MGM isn’t down and out just yet, or at least that is how they would have you believe it. The studio has announced yet another project, a big screen adaptation of the 1960′s black and white sci-fi television series The Outer Limits. The anthology series, like the Twilight Zone, was known to have a plot twist at the end of most of the stories.

Variety estimates the deal to be in the mid-six figures — MGM has hired screenwriters Patrick Melton and Marcus Dunstan to pen the script. The screenwriting duo was discovered during Project Greenlight and penned all three of the Feast film, as well as Saw IV, V, VI and the upcoming Saw 3D).

Each episode began with the following narration (later shortened):

“There is nothing wrong with your television set. Do not attempt to adjust the picture. We are controlling transmission. If we wish to make it louder, we will bring up the volume. If we wish to make it softer, we will tune it to a whisper. We will control the horizontal. We will control the vertical. We can roll the image, make it flutter. We can change the focus to a soft blur or sharpen it to crystal clarity. For the next hour, sit quietly and we will control all that you see and hear.
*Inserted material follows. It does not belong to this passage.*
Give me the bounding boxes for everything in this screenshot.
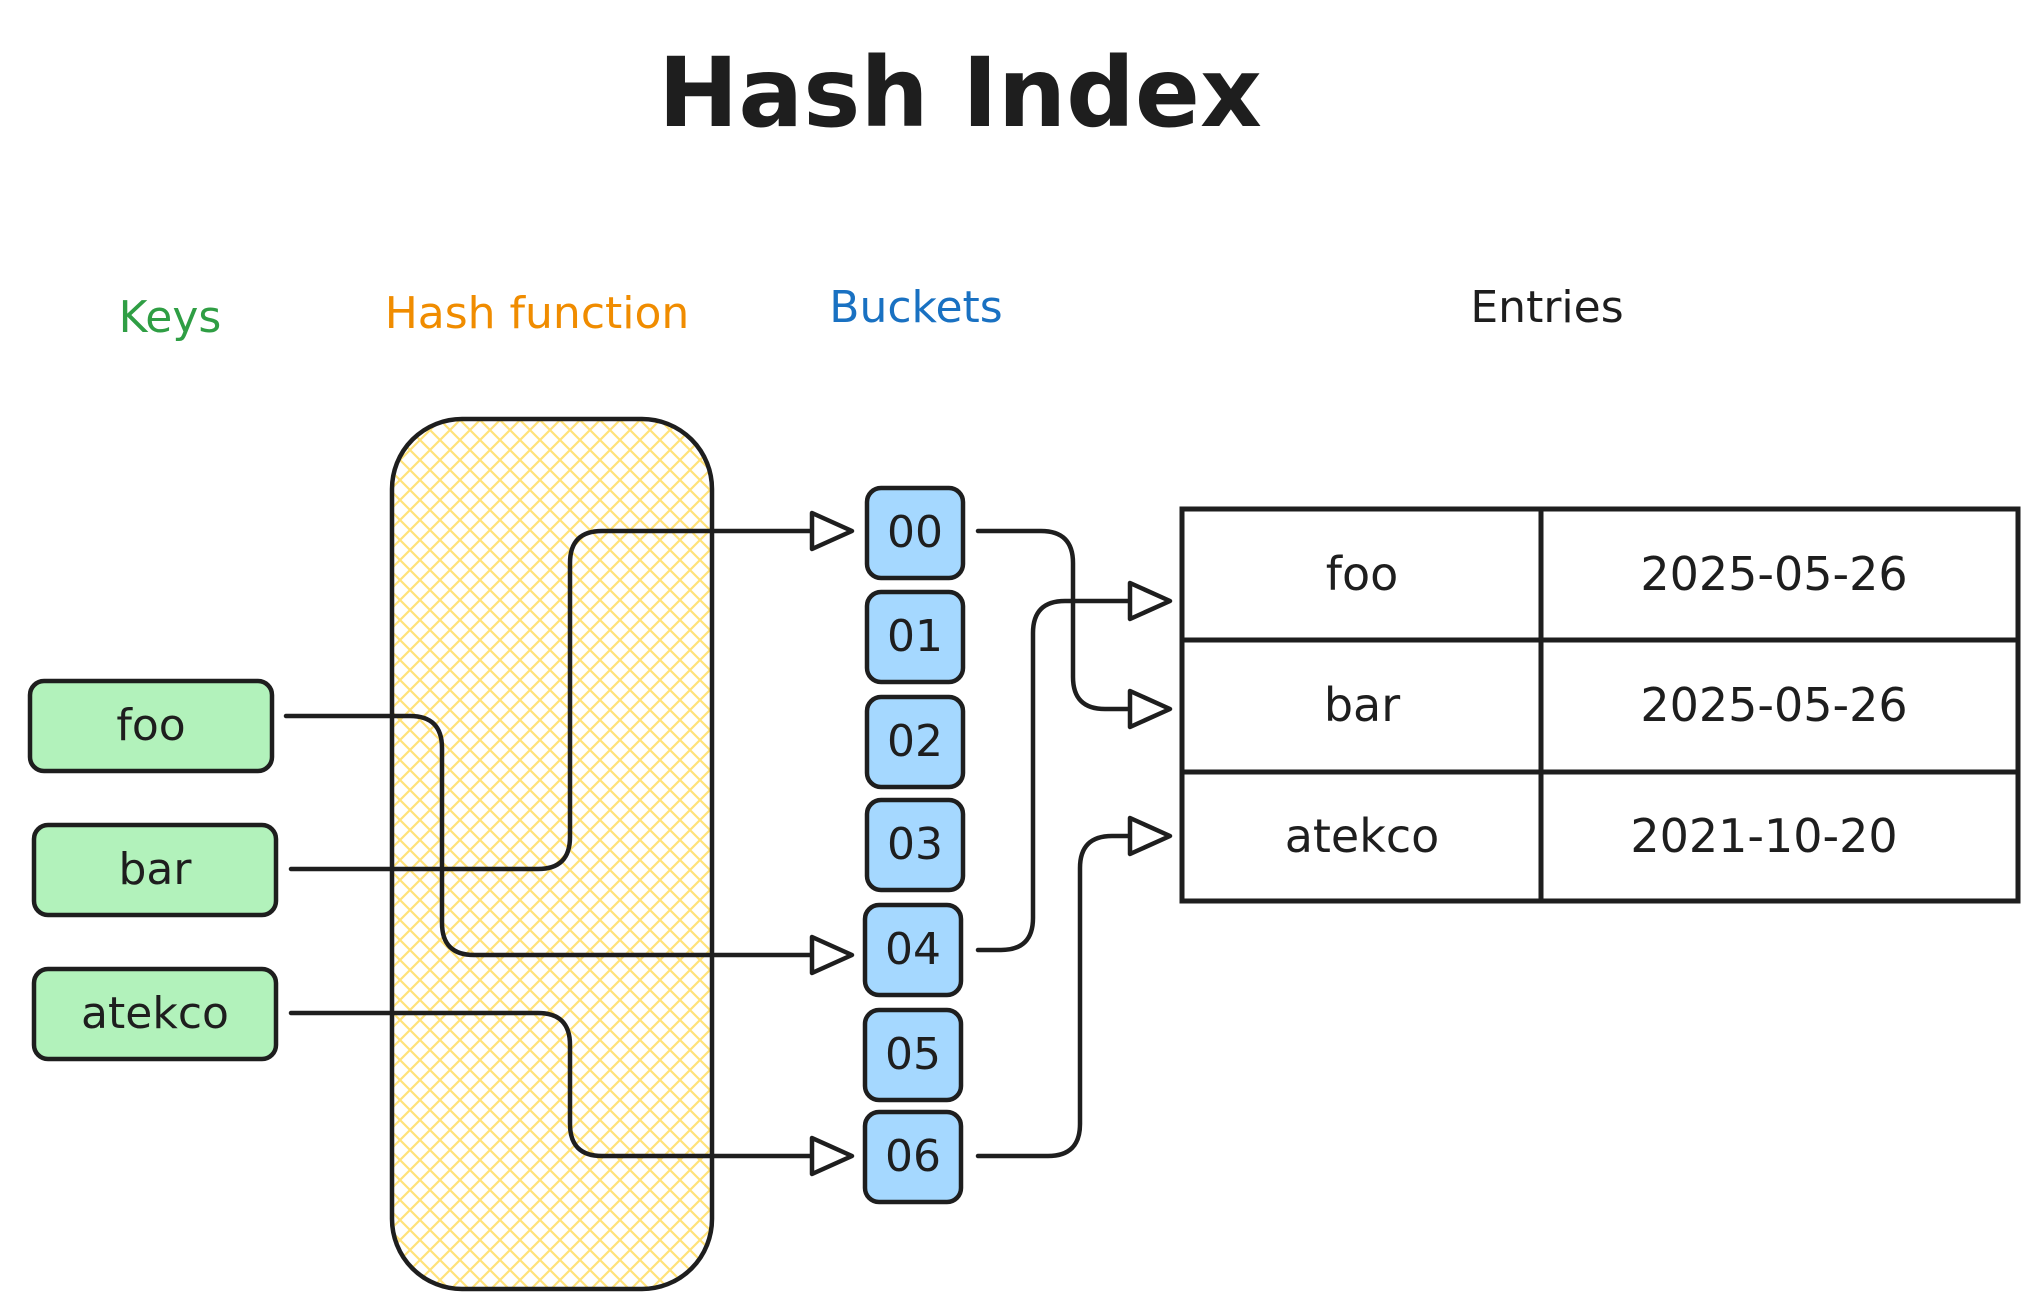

We repeat: there is nothing wrong with your television set. You are about to participate in a great adventure. You are about to experience the awe and mystery which reaches from the inner mind to… The Outer Limits.”

The series was broadcast on ABC from 1963 to 1965, and 49 episodes were produced. A revised show aired on Showtime from 1995 to 1999, and on the Sci-Fi Channel until 2002. All 49 episodes of the original series are available on Hulu, as well as 149 episodes of the new version. According to Wikipedia:

Writers for The Outer Limits included creator Stevens and Joseph Stefano (screenwriter of Hitchcock’s Psycho), who was the series’ first-season producer and creative guiding force. Stefano wrote more episodes than any other writer for the show. Future Oscar winning screenwriter Robert Towne (Chinatown) would write “The Chameleon”, which was also the final episode filmed for the first season. Two especially notable second-season episodes “Demon with a Glass Hand” and “Soldier” were written by Harlan Ellison, with the latter episode winning a Writers’ Guild Award. The first season combined science-fiction and horror, while the second season was more focused on ‘hard’ science-fiction stories, dropping the recurring “scary monster” motif of the first season. Each show in the first season was to have a monster or creature as a critical part of the story line.

Turning an anthology television project to the big screen has always been a tough proposition. Hollywood has had better luck turning individual episodes into feature length films. However, I think most people would expect an Outer Limits movie to be an anthology of stories.